If you are expecting “feelm” things like character development or an interesting script, Wolverine will disappoint you. It is what it is: a tentpole summer blockbuster with the emotional depth of an ADD four-year-old. Lots of stuff blows up in visually striking ways, but the characters are just props to move the viewer to the next explosion.
Nevertheless, if you can put your brain on pause and not expect anything but a plethora of explosions, it’s competently made in a sad, soul-less way.
Watchmen: Blue schlong.
Just so that’s out of the way.
Watchmen is an incredible technical feat: bringing the comic book graphic novel to the screen as faithfully as this must have taken an incredible amount of labor.
But I don’t understand why Watchmen needed to be made into a movie. It really didn’t bring anything new to the experience. So, shrug. (Obviously it got made because somebody thought they could turn a profit, but there just doesn’t seem to be any artistic reason apart from the director showing off his Mad Skillz.)
There was a lot of Internet furor about the changed ending, and while I was a bit confused about why they changed the ending, the new ending isn’t bad, I guess, but it does seem arbitrary to change just that bit. Oh, well. Blue schlong.
Waltz With Bashir: This is one of the most powerful movies I’ve ever seen. A middle-aged Israeli filmmaker tries to sort out why he can’t remember his involvement in the Lebanon War of the early ’80s, and talks to his friends from the time and other people who were there in order to fill the gaps in his memory.
An animated movie, Waltz With Bashir uses its format profoundly effectively, focusing like a laser on the visual pieces that enhance the story.
And it is such a breathtakingly sad story. This is the kind of movie that stays with you for a long, long time.
Highly, highly recommended.
Defiance: Based on the powerful story of jews in Belorussia during WWII who, after seeing their families murdered by the Nazis, flee into a forest to hide and do their best to live with some human dignity in defiance of Nazi brutality.
And somehow, and I really wish I knew how, Hollywood manages to make it trite.
Which is pretty close to a crime in and of itself.
Defiance isn’t a horrible movie, but when you have the cojones to take on a story like that, you better bring your A-game, and the people involved in this movie most certainly did not. Even my new favorite Bond, Daniel Craig, pretty much phones it in. It’s almost like you can hear him think, “Hey, so I don’t have to take my shirt off in this one, right?

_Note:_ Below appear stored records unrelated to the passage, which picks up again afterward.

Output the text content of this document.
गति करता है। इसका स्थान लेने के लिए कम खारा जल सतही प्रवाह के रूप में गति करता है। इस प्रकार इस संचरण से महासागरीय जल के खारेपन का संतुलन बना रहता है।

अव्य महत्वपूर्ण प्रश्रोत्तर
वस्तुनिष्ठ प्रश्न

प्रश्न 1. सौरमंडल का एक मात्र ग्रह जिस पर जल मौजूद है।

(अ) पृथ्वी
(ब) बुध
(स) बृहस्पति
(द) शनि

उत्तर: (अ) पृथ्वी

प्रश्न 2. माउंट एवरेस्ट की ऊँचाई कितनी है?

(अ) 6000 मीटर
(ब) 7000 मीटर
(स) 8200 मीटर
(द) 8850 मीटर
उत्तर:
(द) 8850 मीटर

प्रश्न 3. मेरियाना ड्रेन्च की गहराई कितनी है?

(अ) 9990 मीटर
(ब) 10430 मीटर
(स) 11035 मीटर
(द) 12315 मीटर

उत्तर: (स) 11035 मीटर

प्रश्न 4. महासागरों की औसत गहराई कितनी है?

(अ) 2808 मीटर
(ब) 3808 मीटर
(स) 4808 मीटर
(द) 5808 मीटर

Mmmmm … hamburger.”
I mean, really, you have Nazi crimes against the jews and humanity in general, add the uncaring misanthropy of the Soviet state, then add the cruelties of winter and starvation, and most of the movie still feels like it’s made for TV.

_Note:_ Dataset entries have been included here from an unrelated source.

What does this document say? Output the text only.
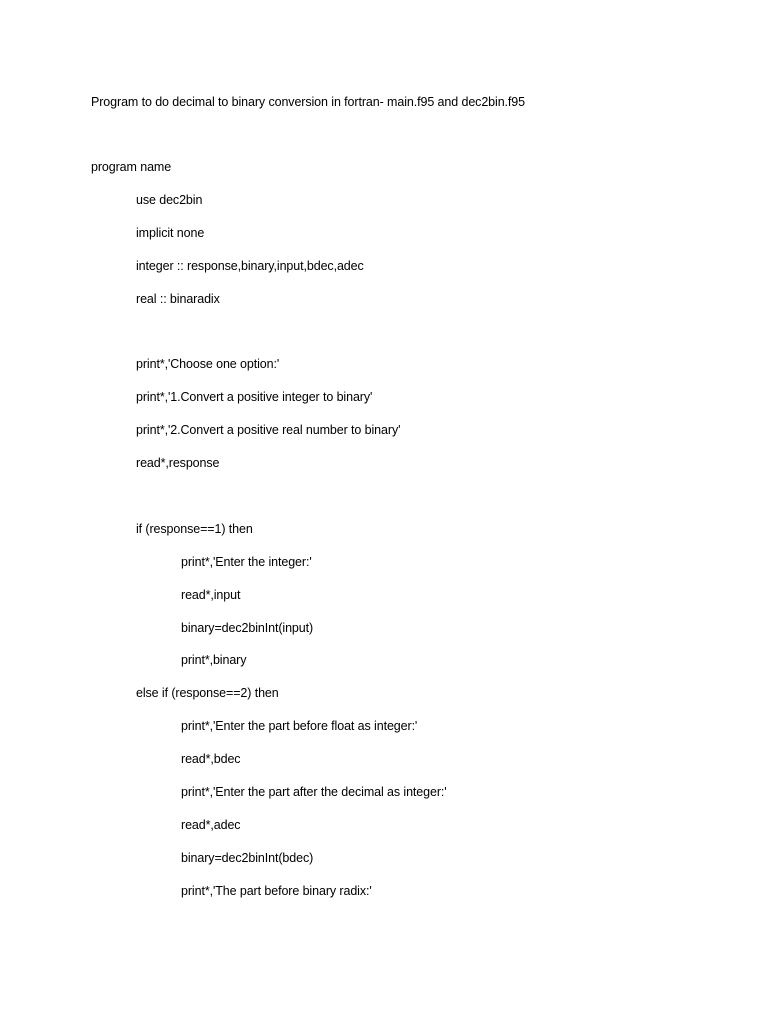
Program to do decimal to binary conversion in fortran- main.f95 and dec2bin.f95
program name
use dec2bin
implicit none
integer :: response,binary,input,bdec,adec
real :: binaradix
print*,'Choose one option:'
print*,'1.Convert a positive integer to binary'
print*,'2.Convert a positive real number to binary'
read*,response
if (response==1) then
print*,'Enter the integer:'
read*,input
binary=dec2binInt(input)
print*,binary
else if (response==2) then
print*,'Enter the part before float as integer:'
read*,bdec
print*,'Enter the part after the decimal as integer:'
read*,adec
binary=dec2binInt(bdec)
print*,'The part before binary radix:'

In a way it’s mindblowing. How do you manage to work with that kind of material and make it humdrum? And shouldn’t you find another line of work?

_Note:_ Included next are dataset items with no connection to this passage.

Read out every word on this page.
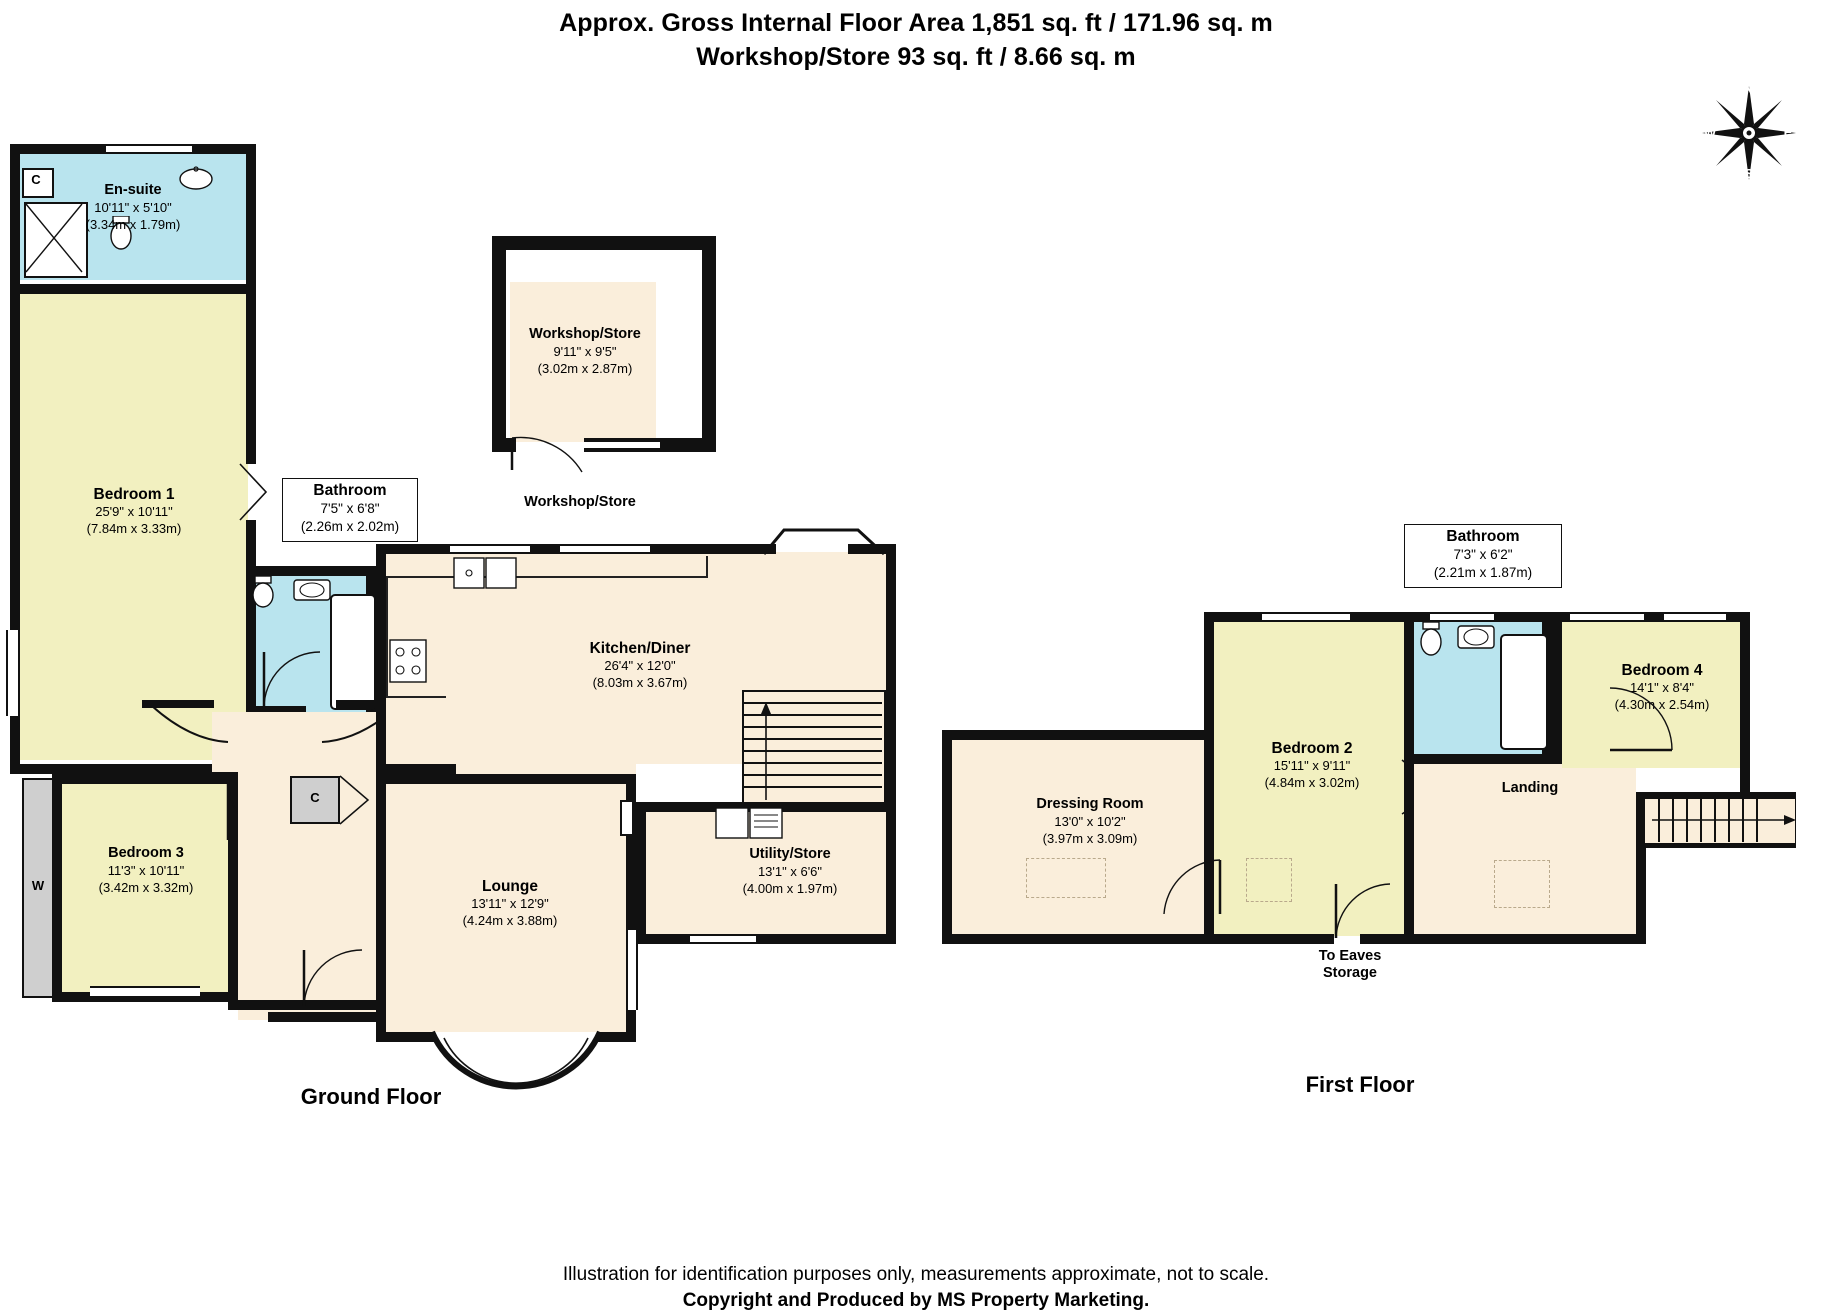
Approx. Gross Internal Floor Area 1,851 sq. ft / 171.96 sq. m
Workshop/Store 93 sq. ft / 8.66 sq. m
N
E
S
W
C
En-suite
10'11" x 5'10"
(3.34m x 1.79m)
Bedroom 1
25'9" x 10'11"
(7.84m x 3.33m)
Bathroom
7'5" x 6'8"
(2.26m x 2.02m)
W
Bedroom 3
11'3" x 10'11"
(3.42m x 3.32m)
C
Kitchen/Diner
26'4" x 12'0"
(8.03m x 3.67m)
Utility/Store
13'1" x 6'6"
(4.00m x 1.97m)
Lounge
13'11" x 12'9"
(4.24m x 3.88m)
Ground Floor
Workshop/Store
9'11" x 9'5"
(3.02m x 2.87m)
Workshop/Store
Dressing Room
13'0" x 10'2"
(3.97m x 3.09m)
Bedroom 2
15'11" x 9'11"
(4.84m x 3.02m)
Bathroom
7'3" x 6'2"
(2.21m x 1.87m)
Landing
Bedroom 4
14'1" x 8'4"
(4.30m x 2.54m)
To Eaves
Storage
First Floor
Illustration for identification purposes only, measurements approximate, not to scale.
Copyright and Produced by MS Property Marketing.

The filmmakers also decided to have the dialogue switch in and out of Russian every once in a while without any rhyme or reason I could discern. Thanks. If you hadn’t done that I probably wouldn’t remember the movie was set in Belorussia. Thanks also for having the actors deliver their lines with Russian accents that drift in and out. This also adds to the verisimilitude.
Man, now I’m pissed off. This story shouldn’t have been treated this way.
Gran Torino: This is what happens when you take a great screenplay, great actors, and a director with a keen interest in the human condition: You get a gem of a movie.
Eastwood is, of course, fantastic and intimidating as Walt Kowalski, curmudgeon of the year, who has managed to alienate his entire family and actually growls his misanthropy in a scene.
For some perverted reason, it feels refreshing to have Eastwood deliver every known racial epithet about asians, but do it in such an over-the-top curmudgeonly way it takes all the stings out of the words, rendering them nothing more than armor for a scared old man.
This is the kind of movie that stays with you. Highly recommended.